Esta solenidade também tem um viés político. A conclusão do Curso de Filosofia coincide com um ano peculiar de nossa história. Quando pensamos há muito tempo “ditadura nunca mais”, irrompe uma nova e cruel ditadura em nosso país. Um grupo de bandidos políticos tomou o poder de assalto, rasgaram o Pacto Social estabelecido na Constituição Federal de 1988, acabaram com a Democracia e o Estado de Direito e transformaram as instituições democráticas em meios de criminalização dos movimentos sociais e das minorias. As instituições políticas diretamente responsáveis pela guarda da integridade da Constituição Federal e da Democracia, são as primeiras que as violam e destroem.

Novamente recai sobre nós o imperialismo do norte e do capitalismo internacional. Os acontecimentos políticos que vimos durante este ano têm tudo a ver com uma nova onda de domínio geopolítico internacional, especialmente concentrado em cenários de recursos naturais ainda disponíveis. Os meios de comunicação não dizem, mas as nossas riquezas, ecossistemas e recursos naturais estão sendo entregues para grandes corporações capitalistas internacionais. O norte do planeta e o centro do mundo já esgotaram os seus recursos energéticos. Agora o alvo da exploração somos nós. A mão invisível do capital já se apropriou do pré-sal, está de olho no aquífero guarani, nas águas da Amazônia, nos solos agrícolas, nos recursos energéticos, nos recursos minerais, na mão de obra barata.

Jamais pensamos que pudesse acontecer o que vimos durante este ano. O projeto neoliberal, imposto pelo primeiro mundo e pelo capital internacional, está destruindo a economia, a política, a sociedade e os ecossistemas naturais. Em pouco tempo foi dissolvido um universo de conhecimentos científicos, destruiu-se um parque de tecnologia e de engenharia. Parece que é eternamente proibido desenvolver ciência e tecnologia na América Latina. O filósofo deve ter um olhar crítico e vigilância epistemológica diante destas realidades. Como filósofos, sempre zelem pela consciência crítica, pela ética e pelos direitos humanos. Jamais se submetam à ideologia do poder dominante, vulgarizada no senso comum e nas conversas entre as pessoas.

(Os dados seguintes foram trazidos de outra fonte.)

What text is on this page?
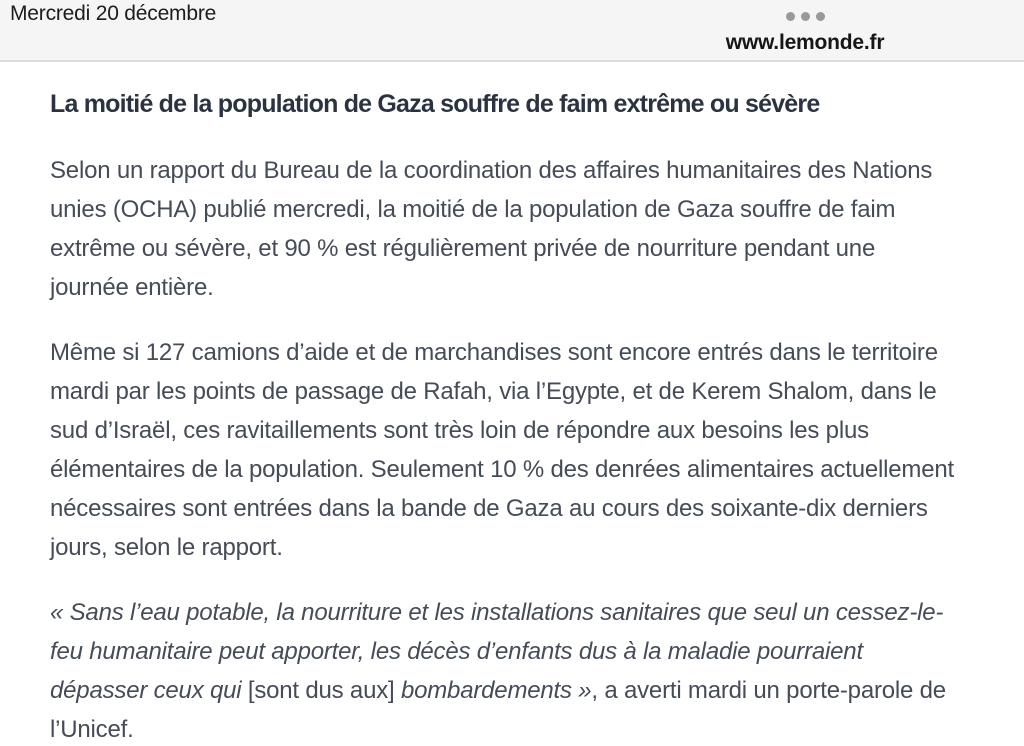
Mercredi 20 décembre
www.lemonde.fr
La moitié de la population de Gaza souffre de faim extrême ou sévère

Selon un rapport du Bureau de la coordination des affaires humanitaires des Nations unies (OCHA) publié mercredi, la moitié de la population de Gaza souffre de faim extrême ou sévère, et 90 % est régulièrement privée de nourriture pendant une journée entière.

Même si 127 camions d’aide et de marchandises sont encore entrés dans le territoire mardi par les points de passage de Rafah, via l’Egypte, et de Kerem Shalom, dans le sud d’Israël, ces ravitaillements sont très loin de répondre aux besoins les plus élémentaires de la population. Seulement 10 % des denrées alimentaires actuellement nécessaires sont entrées dans la bande de Gaza au cours des soixante-dix derniers jours, selon le rapport.

« Sans l’eau potable, la nourriture et les installations sanitaires que seul un cessez-le-feu humanitaire peut apporter, les décès d’enfants dus à la maladie pourraient dépasser ceux qui [sont dus aux] bombardements », a averti mardi un porte-parole de l’Unicef.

Muito obrigado por estarem conosco nestes três anos. Obrigado pelas experiências filosóficas partilhadas e pelos conhecimentos construídos. Foram e são um grupo diferenciado e qualificado. Impulsionados pelas vivências e conhecimentos filosóficos, continuem o processo formativo em outros níveis de ensino. Jamais deixem apagar a chama da racionalidade filosófica que construíram nesta importante e fundamental etapa formativa. Sejam filósofos na vida acadêmica, intelectual e profissional. Sejam filósofos na leitura e interpretação dos acontecimentos e do tempo histórico. Parabéns por esta privilegiada conquista. Sempre em atitude e postura filosófica. Muito obrigado.